Find its senti-synsets and output the polarity scores
for each word.

In [32]:
from nltk.corpus import sentiwordnet as swn

ews = swn.senti_synset('terrify.v.01')
print("Positive score = ", ews.pos_score())
print("Negative score = ", ews.neg_score())
print("Objective score = ", ews.obj_score())

Positive score =  0.25
Negative score =  0.0
Objective score =  0.75


Make up a sentence.

In [34]:
made_up_sentence = "the new game terror from the deep is really great!"

Output the polarity for each word in the sentence. 

In [60]:
neg = 0
pos = 0
tokens = made_up_sentence.split()
for token in tokens:
    syn_list = list(swn.senti_synsets(token))
    if syn_list:
        syn = syn_list[0]
        neg += syn.neg_score()
        pos += syn.pos_score()
        print(syn.synset.name() + " polarities:\nPositive: " + str(syn.pos_score()) + "\tNegative: " + str(syn.neg_score()) + "\n")
    
print("\n--------------------------------------------\ntotal neg counts\ttotal pos counts")
print(neg, '\t\t\t', pos)

new.a.01 polarities:
Positive: 0.375	Negative: 0.0

game.n.01 polarities:
Positive: 0.0	Negative: 0.0

panic.n.01 polarities:
Positive: 0.25	Negative: 0.75

deep.n.01 polarities:
Positive: 0.0	Negative: 0.0

be.v.01 polarities:
Positive: 0.25	Negative: 0.125

truly.r.01 polarities:
Positive: 0.625	Negative: 0.0


--------------------------------------------
total neg counts	total pos counts
0.875 			 1.5


Write a couple of sentences about your observations of the scores and the utility of knowing these scores in an NLP application.

Honestly, some of the scores assigned to words in SentiWordNet don't seem right to me.
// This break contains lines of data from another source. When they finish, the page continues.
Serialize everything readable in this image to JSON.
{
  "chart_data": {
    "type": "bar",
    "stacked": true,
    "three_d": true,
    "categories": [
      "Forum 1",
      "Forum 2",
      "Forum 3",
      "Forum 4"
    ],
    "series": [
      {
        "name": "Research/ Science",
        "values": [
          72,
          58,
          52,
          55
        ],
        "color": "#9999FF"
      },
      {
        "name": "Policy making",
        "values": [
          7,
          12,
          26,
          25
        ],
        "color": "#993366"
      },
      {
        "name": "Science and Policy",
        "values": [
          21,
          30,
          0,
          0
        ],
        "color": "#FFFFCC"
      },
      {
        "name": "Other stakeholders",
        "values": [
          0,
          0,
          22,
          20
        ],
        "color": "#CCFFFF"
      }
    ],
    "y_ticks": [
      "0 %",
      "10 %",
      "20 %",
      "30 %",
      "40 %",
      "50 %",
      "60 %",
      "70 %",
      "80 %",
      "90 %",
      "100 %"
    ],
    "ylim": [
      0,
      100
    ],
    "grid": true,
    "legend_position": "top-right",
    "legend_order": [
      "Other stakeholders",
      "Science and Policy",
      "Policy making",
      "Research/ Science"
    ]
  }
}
I guess that is part of the problem with sentiment analysis, in that the severity of "positivity" and "negativity" of a word may differ from person to person. It is a bit subjective. However, knowing these score in an NLP application can be useful when you want to capture how the speaker or author is feeling. 
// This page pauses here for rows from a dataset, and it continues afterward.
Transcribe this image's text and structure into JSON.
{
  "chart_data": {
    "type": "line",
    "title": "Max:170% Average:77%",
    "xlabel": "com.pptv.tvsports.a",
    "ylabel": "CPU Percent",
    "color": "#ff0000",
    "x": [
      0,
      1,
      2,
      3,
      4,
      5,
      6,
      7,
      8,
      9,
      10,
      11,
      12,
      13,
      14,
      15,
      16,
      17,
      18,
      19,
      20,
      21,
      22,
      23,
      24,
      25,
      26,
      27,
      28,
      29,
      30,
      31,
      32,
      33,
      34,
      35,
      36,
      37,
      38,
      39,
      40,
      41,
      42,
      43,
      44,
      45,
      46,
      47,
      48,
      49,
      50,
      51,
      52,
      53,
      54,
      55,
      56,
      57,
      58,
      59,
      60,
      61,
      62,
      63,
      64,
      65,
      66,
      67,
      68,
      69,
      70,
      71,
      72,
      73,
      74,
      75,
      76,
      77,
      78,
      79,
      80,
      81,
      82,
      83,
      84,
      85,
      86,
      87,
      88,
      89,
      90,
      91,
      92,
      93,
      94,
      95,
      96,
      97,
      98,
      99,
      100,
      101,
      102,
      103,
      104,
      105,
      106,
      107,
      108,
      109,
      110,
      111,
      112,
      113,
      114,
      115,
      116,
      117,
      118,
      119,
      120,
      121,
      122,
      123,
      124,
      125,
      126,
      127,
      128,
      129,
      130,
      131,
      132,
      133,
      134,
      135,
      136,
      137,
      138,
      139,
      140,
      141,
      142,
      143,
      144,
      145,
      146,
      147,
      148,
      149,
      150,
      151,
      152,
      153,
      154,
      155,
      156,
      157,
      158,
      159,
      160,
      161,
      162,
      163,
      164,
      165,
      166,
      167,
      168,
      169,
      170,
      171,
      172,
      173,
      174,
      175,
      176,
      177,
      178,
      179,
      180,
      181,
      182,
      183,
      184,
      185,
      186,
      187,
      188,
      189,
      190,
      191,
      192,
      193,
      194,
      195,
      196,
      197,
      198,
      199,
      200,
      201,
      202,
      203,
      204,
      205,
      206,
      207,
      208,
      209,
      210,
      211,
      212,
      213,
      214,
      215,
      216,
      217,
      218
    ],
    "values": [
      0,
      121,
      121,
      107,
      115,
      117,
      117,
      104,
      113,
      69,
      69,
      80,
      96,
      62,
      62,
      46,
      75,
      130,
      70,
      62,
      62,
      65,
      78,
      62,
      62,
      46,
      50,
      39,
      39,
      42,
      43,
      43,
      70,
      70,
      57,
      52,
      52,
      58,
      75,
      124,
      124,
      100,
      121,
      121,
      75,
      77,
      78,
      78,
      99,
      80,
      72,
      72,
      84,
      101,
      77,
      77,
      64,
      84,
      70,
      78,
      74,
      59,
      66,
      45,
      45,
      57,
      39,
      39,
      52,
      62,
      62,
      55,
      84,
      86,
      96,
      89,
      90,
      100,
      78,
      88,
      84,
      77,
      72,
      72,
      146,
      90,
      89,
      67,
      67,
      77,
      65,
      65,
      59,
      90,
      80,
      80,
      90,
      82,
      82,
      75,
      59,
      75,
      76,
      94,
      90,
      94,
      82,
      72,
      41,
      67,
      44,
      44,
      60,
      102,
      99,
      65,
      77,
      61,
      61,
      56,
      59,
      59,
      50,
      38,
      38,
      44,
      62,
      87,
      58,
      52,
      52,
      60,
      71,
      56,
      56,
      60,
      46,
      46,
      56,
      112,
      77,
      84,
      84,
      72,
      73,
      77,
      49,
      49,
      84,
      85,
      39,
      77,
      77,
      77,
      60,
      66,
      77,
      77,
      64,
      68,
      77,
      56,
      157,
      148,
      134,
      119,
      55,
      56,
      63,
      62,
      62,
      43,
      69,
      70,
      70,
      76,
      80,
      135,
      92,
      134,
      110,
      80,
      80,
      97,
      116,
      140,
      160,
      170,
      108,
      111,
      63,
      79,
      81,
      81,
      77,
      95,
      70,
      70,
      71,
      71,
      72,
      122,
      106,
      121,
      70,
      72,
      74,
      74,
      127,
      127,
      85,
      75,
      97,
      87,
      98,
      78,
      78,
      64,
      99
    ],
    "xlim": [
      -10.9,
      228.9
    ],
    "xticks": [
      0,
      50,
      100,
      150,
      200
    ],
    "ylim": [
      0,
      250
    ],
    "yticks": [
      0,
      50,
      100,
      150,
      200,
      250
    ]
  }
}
10. Write a couple of sentences about what a collocation is.

A collocation is a gropuing of words that when put together, have a meaning that is useful and greater than the sum of their individual parts. An example of a collocation would be vice president. Both of these words have independent meaning, but when used in this order they have a combined meaning that refers to the 2nd in command of the United States of America. 

Output collocations for text4, the Inaugural corpus.

In [67]:
from nltk.book import *
text4
text4.collocations()

United States; fellow citizens; years ago; four years; Federal
Government; General Government; American people; Vice President; God
bless; Chief Justice; one another; fellow Americans; Old World;
Almighty God; Fellow citizens; Chief Magistrate; every citizen; Indian
tribes; public debt; foreign nations


Select one of the collocations identified by NLTK. Calculate mutual
information.

In [69]:
import math

colloc = "fellow citizens"
text = ' '.join(text4.tokens)
vocab = len(set(text4))
fc = text.count(colloc)/vocab
print("p(fellow citizens) = ",fc )
f = text.count('fellow')/vocab
print("p(fellow) = ", f)
c = text.count('citizens')/vocab
print('p(citizens) = ', c)
pmi = math.log2(fc / (f * c))
print('pmi = ', pmi)

p(fellow citizens) =  0.006084788029925187
p(fellow) =  0.013665835411471322
p(citizens) =  0.026932668329177057
pmi =  4.0472042737811735


Write commentary on the results of the mutual information formula and your
interpretation:

The results of the mutual information formula make complete sense to me. 'fellow citizens' has much more meaning together than fellow, or citizens by themselves, and a score of 4.04 appears to confirm this. My interpretation is that the probability of fellow and citizens are both higher than fellow citizens, so each word is likely to appear on its own. However, the meaning of 'fellow citizens' is very important when used together.